Нужно сказать, что если награда символизирует признание коллективом заслуг его членов, если она выражает уважение коллектива к труду, то это имеет большой педагогический смысл и сближает награжденного с коллективом. Возможны и более смелые, значительные и действенные методы. На мой взгляд, целесообразно ввести такую традицию, чтобы при переходе в пятый класс учащиеся приносили присягу как люди, сознательно приобщающиеся к важнейшему государственному делу. Если этот акт будет совершаться после необходимой подготовительной работы, с полным сознанием его ответственности, в достаточной торжественной обстановке, он сослужит службу нашей школе.

Многие товарищи, выступая в связи с дискуссией, правильно требовали покончить с безответственностью детей. Уместно дополнить это пожеланием: всемерно повысить ответственность родителей. Я думаю, что было бы целесообразно при приеме ребенка в школу знакомить родителей с правилами школьного распорядка, причем так, чтобы родители расписывались в признании этих условий и знали, что учащиеся, нарушающие нормы поведения, могут быть из школы исключены.

Думаю также, что во многих случаях за обучение учащегося, оставленного на второй год, нужно взимать известную плату сообразно с достатком родителей. Конечно, это суровая мера, но суровые меры вполне уместны по отношению к тем, кто упорно не желает заботиться о воспитании детей.

К 70-летию А.С. Макаренко

…Необходимо разобраться, по-настоящему понять то великое и мудрое, то славное наследие, которое оставил A.C. Макаренко.

Я бы очень хотел, чтобы вы, кроме любви к Антону Семёновичу, заразились бы его оптимизмом, его верой во все лучшее, во все доброе. В каждом человеке, в каждом его акте Антон Семёнович видел все доброе, все хорошее, все прекрасное и своим опытом украшал все, что было им увидено и найдено. А найти вы должны – способ, стиль – как можно лучше, увереннее воспитывать настоящего красивого человека, такого человека, о котором мечтал Чехов, у которого должны быть и красивая одежда, и красивая совесть. Такого человека, которому Антон Семёнович подарил всю свою славную жизнь.

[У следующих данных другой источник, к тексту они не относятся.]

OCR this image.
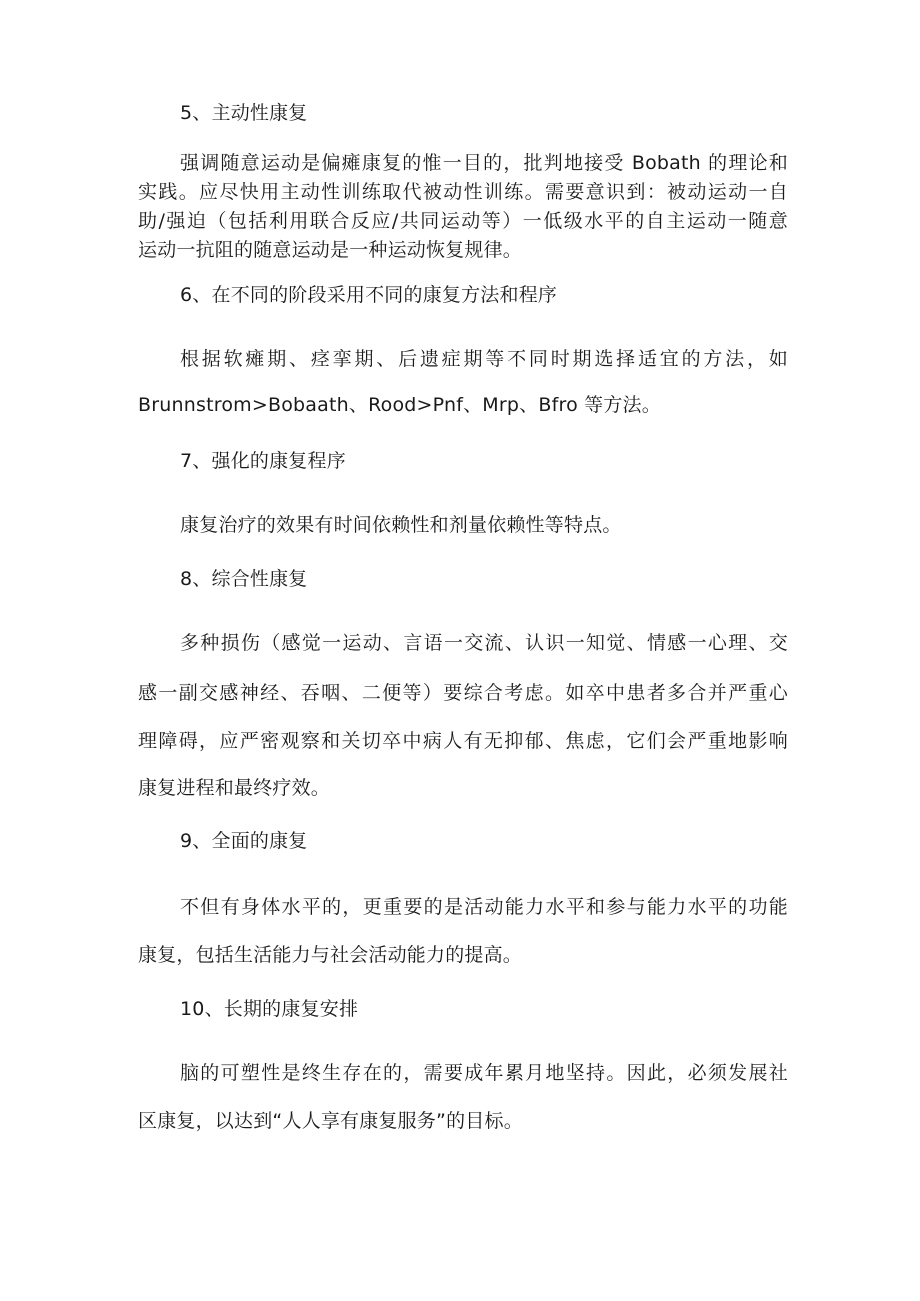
5、主动性康复
强调随意运动是偏瘫康复的惟一目的，批判地接受 Bobath 的理论和
实践。应尽快用主动性训练取代被动性训练。需要意识到：被动运动一自
助/强迫（包括利用联合反应/共同运动等）一低级水平的自主运动一随意
运动一抗阻的随意运动是一种运动恢复规律。
6、在不同的阶段采用不同的康复方法和程序
根据软瘫期、痉挛期、后遗症期等不同时期选择适宜的方法，如
Brunnstrom>Bobaath、Rood>Pnf、Mrp、Bfro 等方法。
7、强化的康复程序
康复治疗的效果有时间依赖性和剂量依赖性等特点。
8、综合性康复
多种损伤（感觉一运动、言语一交流、认识一知觉、情感一心理、交
感一副交感神经、吞咽、二便等）要综合考虑。如卒中患者多合并严重心
理障碍，应严密观察和关切卒中病人有无抑郁、焦虑，它们会严重地影响
康复进程和最终疗效。
9、全面的康复
不但有身体水平的，更重要的是活动能力水平和参与能力水平的功能
康复，包括生活能力与社会活动能力的提高。
10、长期的康复安排
脑的可塑性是终生存在的，需要成年累月地坚持。因此，必须发展社
区康复，以达到“人人享有康复服务”的目标。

Как-то при неофициальном разговоре, состоявшимся где-то в семейных кулуарах с Иваном Андреевичем Каировым, тот спросил у Антона Семёновича:

– Скажите, трудная эта штука – воспитывать и перевоспитывать?

Антон Семёнович ответил:

– Нет, это не трудная штука, это очень легкое занятие.

Иван Андреевич усомнился:

– Нет, мне все-таки кажется, что это очень трудное дело.

Антон Семёнович еще раз решительно подтвердил:

– Нет, это дело очень легкое, если иметь в виду такую "мелочь", что надо любить это дело, посвятить этому делу всю свою жизнь до конца и работать, в крайнем случае, 24 часа в сутки. Тогда это кажется легким делом.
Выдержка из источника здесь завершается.